Gerade als ich aufbrechen wollte, rief der Freund an und sagte, er sei krank. Wir verschoben den Termin auf Mitte März. Ich blickte plötzlich in ein Loch, fragte mich, was ich nun mit dem Wochenende anfangen solle. Mir fiel nichts ein, also machte ich einen Spaziergang zum Wochenmarkt auf der Konstablerwache, Bärlauchbratwurst essen und Apfelwein trinken. Auf dem Weg fotografierte ich Streetart und Graffiti. Zwei Stunden später war ich wieder zuhause.

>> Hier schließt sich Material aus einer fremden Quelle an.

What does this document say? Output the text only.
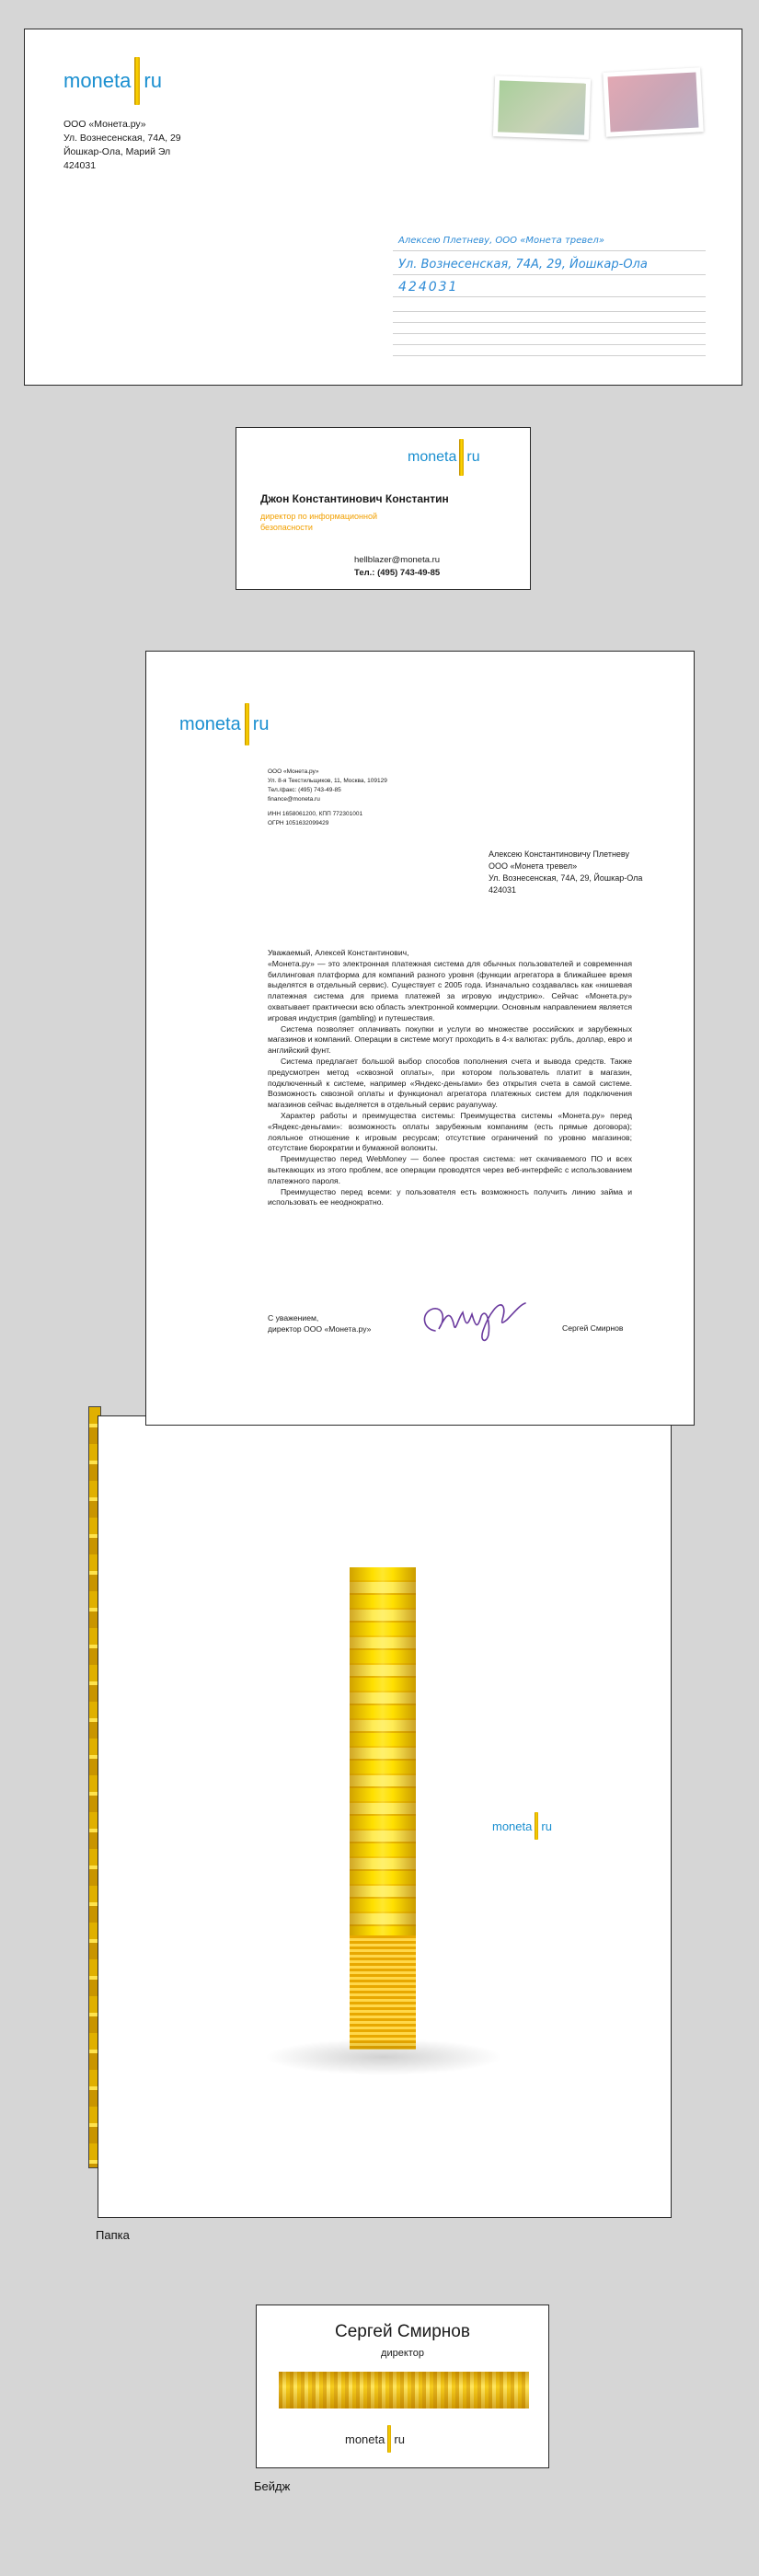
moneta ru
ООО «Монета.ру»
Ул. Вознесенская, 74А, 29
Йошкар-Ола, Марий Эл
424031
Алексею Плетневу, ООО «Монета тревел»
Ул. Вознесенская, 74А, 29, Йошкар-Ола
424031
moneta ru
Джон Константинович Константин
директор по информационной
безопасности
hellblazer@moneta.ru
Тел.: (495) 743-49-85
moneta ru
Папка
moneta ru
ООО «Монета.ру»
Ул. 8-я Текстильщиков, 11, Москва, 109129
Тел./факс: (495) 743-49-85
finance@moneta.ru
ИНН 1658061200, КПП 772301001
ОГРН 1051632099429
Алексею Константиновичу Плетневу
ООО «Монета тревел»
Ул. Вознесенская, 74А, 29, Йошкар-Ола
424031

Уважаемый, Алексей Константинович,

«Монета.ру» — это электронная платежная система для обычных пользователей и современная биллинговая платформа для компаний разного уровня (функции агрегатора в ближайшее время выделятся в отдельный сервис). Существует с 2005 года. Изначально создавалась как «нишевая платежная система для приема платежей за игровую индустрию». Сейчас «Монета.ру» охватывает практически всю область электронной коммерции. Основным направлением является игровая индустрия (gambling) и путешествия.

Система позволяет оплачивать покупки и услуги во множестве российских и зарубежных магазинов и компаний. Операции в системе могут проходить в 4-х валютах: рубль, доллар, евро и английский фунт.

Система предлагает большой выбор способов пополнения счета и вывода средств. Также предусмотрен метод «сквозной оплаты», при котором пользователь платит в магазин, подключенный к системе, например «Яндекс-деньгами» без открытия счета в самой системе. Возможность сквозной оплаты и функционал агрегатора платежных систем для подключения магазинов сейчас выделяется в отдельный сервис payanyway.

Характер работы и преимущества системы: Преимущества системы «Монета.ру» перед «Яндекс-деньгами»: возможность оплаты зарубежным компаниям (есть прямые договора); лояльное отношение к игровым ресурсам; отсутствие ограничений по уровню магазинов; отсутствие бюрократии и бумажной волокиты.

Преимущество перед WebMoney — более простая система: нет скачиваемого ПО и всех вытекающих из этого проблем, все операции проводятся через веб-интерфейс с использованием платежного пароля.

Преимущество перед всеми: у пользователя есть возможность получить линию займа и использовать ее неоднократно.

С уважением,
директор ООО «Монета.ру»	Сергей Смирнов
Сергей Смирнов
директор
moneta ru
Бейдж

Die Olympischen Winterspiele sind vorbei. Außer einer halben Stunde Skispringen, habe ich nichts davon mitgekriegt. Ich wollte einen Film im TV schauen und dessen Beginn verschob sich wegen eben jenes Skispringens. Das einzige Ereignis bei diesen Spielen, daß mir besonders aufgefallen ist, hat auch mit Skispringen zu tun. Die erste Gewinnerin des Frauen-Skispringens stammt aus Waldstetten, einem kleinem Ort in der Nähe von Schwäbisch Gmünd. Dort habe ich vor sehr vielen Jahren, noch mit meinen Eltern und meinem Bruder, gewohnt. Wir hatten einen schönen Bungalow mit großem Garten, direkt neben dem örtlichen Freibad. Im Sommer sind wir öfter nachts über den Zaun geklettert um im leeren Bad zu schwimmen. Ich ging in Schwäbisch Gmünd zur Schule. Dort fuhr ich mit einem Mofa hin. Als es kaputt ging nahm ich das Rad. Es war nicht die schlechteste Zeit in meinem Leben. Sie wurde beendet, als meine Eltern und also auch ich, nach Bayern umgezogen sind. Das war der Beginn meines einjährigen Kampfes, um frühzeitig von zuhause ausziehen zu können.

Heute Abend gastiert Martin Betz im Klabunt. Es ist die letzte Veranstaltung im „Satire-Landgasthof“, dem ich soviel zu verdanken habe. Wahrscheinlich noch im März wird das kleine Fachwerk-Gebäude abgerissen, um einer Tiefgarage, nebst Einkaufszentrum und Edelapartments zu weichen. Zum Glück gibt es einen Nachfolgeort.

Habe heute am Buch weitergarbeitet, nicht an dem, vom dem ich letztens berichtete. Es wird eine schlichte Anthologie, mal wieder. Ich muß Texte zusammen suchen.

Beim Schreiben dieses Beitrags habe ich mir in Gedanken meinen Ohrring aus dem Ohr gezwirbelt und finde ihn nun nicht mehr. Er wurde mir vor vielen vielen Jahren  in eben jenem Schwäbisch Gmünd, von dem oben die Rede war, von einer befreundeten Goldschmiedin handgefertigt.